I got a pingback on yesterday’s post and it got me to thinking about another item between family members and friends.

Dreams flow well in letters, don’t they? I think we’ve lost part of that connection, especially because of the internet. No anticipation flutters our heartbeat when we think of getting an email. That sensation came when we waited for real mail, on paper, with ink covering the page like so much ivy growing out toward us, carrying dreams, images, and speculations. Secrets huddled within the lines of word leaves, providing us with tiny thrills and mysteries.

These were the reasons we wrote to cousins, best friends on vacation, or pen pals. Most of that is gone now with the arrival of internet. That loss is what I regret, for now, instead of picking up fountain pen and paper, I reach for a keyboard, and the thought and care that would had gone into writing to a love one has dissipated into a mist of remembered pleasure.

Can you imagine how much of our world’s history, knowledge, and philosophy would not exist if it weren’t for written letters?

Much of the ancient world would be a mystery to use without those letters between philosophers and historians. The treatise is a simple extension of the letter. Those documents formed the very foundation of what we know as literature, scientific notation, constitutions, etc.

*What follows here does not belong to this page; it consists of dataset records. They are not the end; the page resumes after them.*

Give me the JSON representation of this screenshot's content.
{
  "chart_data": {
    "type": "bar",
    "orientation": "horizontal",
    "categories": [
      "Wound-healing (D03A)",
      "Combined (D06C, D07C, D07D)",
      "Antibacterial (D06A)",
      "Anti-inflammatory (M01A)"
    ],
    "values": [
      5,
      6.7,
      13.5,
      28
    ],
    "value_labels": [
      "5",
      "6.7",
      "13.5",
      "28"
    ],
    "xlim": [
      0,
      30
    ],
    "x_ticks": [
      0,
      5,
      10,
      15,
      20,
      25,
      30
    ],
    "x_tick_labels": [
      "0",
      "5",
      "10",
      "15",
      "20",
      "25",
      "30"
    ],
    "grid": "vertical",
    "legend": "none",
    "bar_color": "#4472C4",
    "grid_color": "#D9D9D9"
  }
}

Family members wrote to one another, knowing that they might never get a response from the one who’d moved so far away, or the one who’d stayed in the old neighborhood/country. Hope clung to fragile ink-covered pages, written with love, despair, anticipation, disgust, and all the rest of human emotion. Did those pioneers recognize the tradition they followed from a thousand years before?

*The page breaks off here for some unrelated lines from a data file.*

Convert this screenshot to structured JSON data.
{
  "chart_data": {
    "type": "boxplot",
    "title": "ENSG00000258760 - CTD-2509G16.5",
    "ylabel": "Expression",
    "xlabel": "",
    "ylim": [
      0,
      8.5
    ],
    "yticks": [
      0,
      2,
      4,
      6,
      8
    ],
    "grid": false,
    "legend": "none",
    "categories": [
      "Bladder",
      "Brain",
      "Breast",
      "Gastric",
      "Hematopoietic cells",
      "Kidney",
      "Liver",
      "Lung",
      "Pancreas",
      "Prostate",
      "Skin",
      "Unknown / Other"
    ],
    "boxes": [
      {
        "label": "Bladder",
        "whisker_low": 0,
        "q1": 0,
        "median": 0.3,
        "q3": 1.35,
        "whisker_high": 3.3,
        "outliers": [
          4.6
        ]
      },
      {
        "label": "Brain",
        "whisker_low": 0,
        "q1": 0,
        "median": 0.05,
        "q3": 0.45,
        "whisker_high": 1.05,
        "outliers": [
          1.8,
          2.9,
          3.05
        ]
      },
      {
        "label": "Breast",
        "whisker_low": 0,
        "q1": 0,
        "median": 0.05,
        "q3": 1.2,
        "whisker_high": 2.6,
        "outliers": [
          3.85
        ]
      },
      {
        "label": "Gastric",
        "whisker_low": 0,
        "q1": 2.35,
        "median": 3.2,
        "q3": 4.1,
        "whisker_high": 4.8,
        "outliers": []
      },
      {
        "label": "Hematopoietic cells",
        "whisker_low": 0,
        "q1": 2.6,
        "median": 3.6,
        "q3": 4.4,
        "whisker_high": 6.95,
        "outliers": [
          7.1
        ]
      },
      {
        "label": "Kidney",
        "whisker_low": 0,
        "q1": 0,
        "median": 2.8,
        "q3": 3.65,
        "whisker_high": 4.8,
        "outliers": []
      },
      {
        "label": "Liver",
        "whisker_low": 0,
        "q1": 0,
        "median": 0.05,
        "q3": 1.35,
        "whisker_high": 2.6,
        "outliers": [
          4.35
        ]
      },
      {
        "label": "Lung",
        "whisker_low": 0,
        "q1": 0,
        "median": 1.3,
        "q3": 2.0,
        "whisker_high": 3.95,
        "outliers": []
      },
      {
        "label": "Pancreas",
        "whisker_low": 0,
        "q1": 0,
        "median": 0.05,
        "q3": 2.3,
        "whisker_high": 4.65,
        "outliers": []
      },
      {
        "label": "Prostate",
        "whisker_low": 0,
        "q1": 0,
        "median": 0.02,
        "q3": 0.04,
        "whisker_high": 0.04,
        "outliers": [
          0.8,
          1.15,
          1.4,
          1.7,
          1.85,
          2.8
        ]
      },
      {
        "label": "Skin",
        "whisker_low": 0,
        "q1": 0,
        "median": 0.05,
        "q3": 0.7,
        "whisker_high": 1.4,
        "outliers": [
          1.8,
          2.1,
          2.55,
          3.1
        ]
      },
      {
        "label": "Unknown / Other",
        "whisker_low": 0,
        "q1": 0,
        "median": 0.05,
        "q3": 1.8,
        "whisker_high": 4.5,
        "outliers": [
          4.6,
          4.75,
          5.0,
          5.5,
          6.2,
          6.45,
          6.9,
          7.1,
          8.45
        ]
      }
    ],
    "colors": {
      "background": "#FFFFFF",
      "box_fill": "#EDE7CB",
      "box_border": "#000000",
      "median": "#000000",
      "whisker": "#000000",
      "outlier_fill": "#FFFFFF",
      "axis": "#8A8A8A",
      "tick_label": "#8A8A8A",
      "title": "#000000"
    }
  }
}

As we move further into a new world that disdains the tangible personal letter, we need to look back for a moment to imprint in our minds what we’re giving up. Physical remains of letters have survived for thousands of years. One badly timed lightning strike can wipe out years of work or correspondence.

Mother Nature doesn’t care about electrons that floated around or are stored in the ether around us. A scrambled atmosphere can do as much damage in the long run as a flood. All communication is vulnerable to disaster, computer driven no less than the Pony Express.

At the end of the day, though, we choose to use our time to communicate with dreams, aspirations, and secrets from one person to another, or merely to open a channel and punch keys.

The individual decides. Quick and dirty or thoughtful and fulsome? When is the last time letters arrived in your mailbox?